In particular, stage one, obedience and punishment orientation:
The pre-conventional level of moral reasoning is especially common in children, although adults can also exhibit this level of reasoning. Reasoners at this level judge the morality of an action by its direct consequences. The pre-conventional level consists of the first and second stages of moral development, and is solely concerned with the self in an egocentric manner. A child with preconventional morality has not yet adopted or internalized society's conventions regarding what is right or wrong, but instead focuses largely on external consequences that certain actions may bring.
In Stage one (obedience and punishment driven), individuals focus on the direct consequences of their actions on themselves. For example, an action is perceived as morally wrong because the perpetrator is punished. "The last time I did that I got spanked so I will not do it again." The worse the punishment for the act is, the more "bad" the act is perceived to be. This can give rise to an inference that even innocent victims are guilty in proportion to their suffering. It is "egocentric", lacking recognition that others' points of view are different from one's own.There is "deference to superior power or prestige"
What surprised me is the example of moral perception in relation to degree of punishment.
While there does seem to be support for the idea (please feel free to chime in on that question with more authoritative answers!) that spanking can be an effective means of eliminating undesireable behavior, there is a significant amount of evidence citing the general levels of negative impact corporal punishment can have.

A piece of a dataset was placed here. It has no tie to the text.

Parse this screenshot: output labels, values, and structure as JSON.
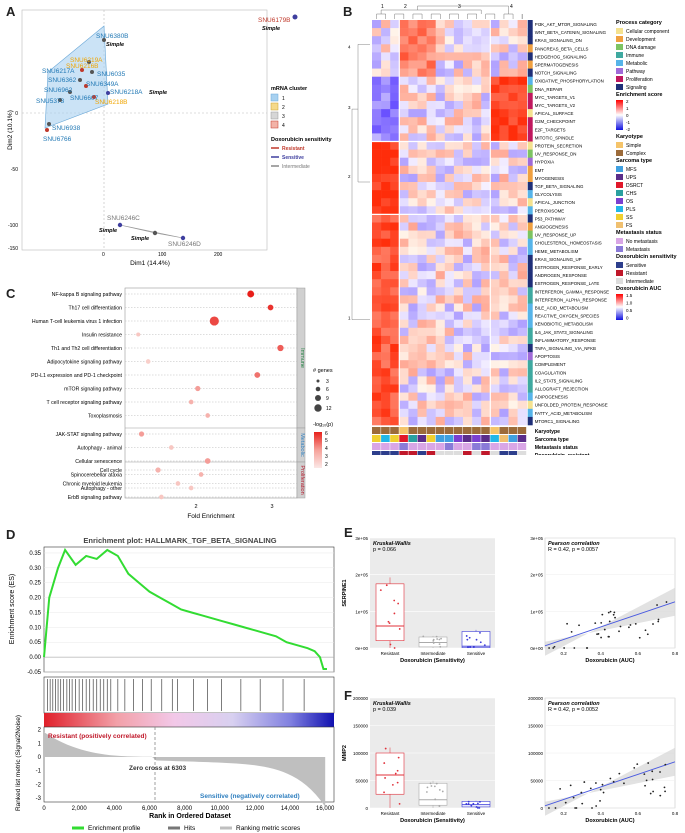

Anecdotally, lower levels of punishment seem to have no correlation with Kohlberg's Stage One model. My son does not seem to equate punishment as indication that an action is 'morally wrong'. He does understand that if he repeats the behavior, he will likely have to repeat the punishment, but given the experimentations with defiance and self-assertion common to three year olds, he does tend to repeat the behavior at least a few times, in an attempt to push boundaries and see what he can get away with.
Additionally, the one time my son has been exposed to corporal punishment (another child's grandmother decided to spank her son in daycare, right in front of my son, much to my anger and frustration), my son showed no indication that he felt that the boy had done anything wrong, but rather was obsessively concerned as to whether he was okay, and why she would do that to him.
This seems counter to the idea that the punishment instills the idea that the actions which precipitate the punishments are "morally wrong", as Kohlberg seems to be asserting.
Am I misunderstanding Kohlberg's Stage One? Is his theory generally considered reputable? Most importantly, is there observational data upon which his theory is based, which supports the conclusions he draws?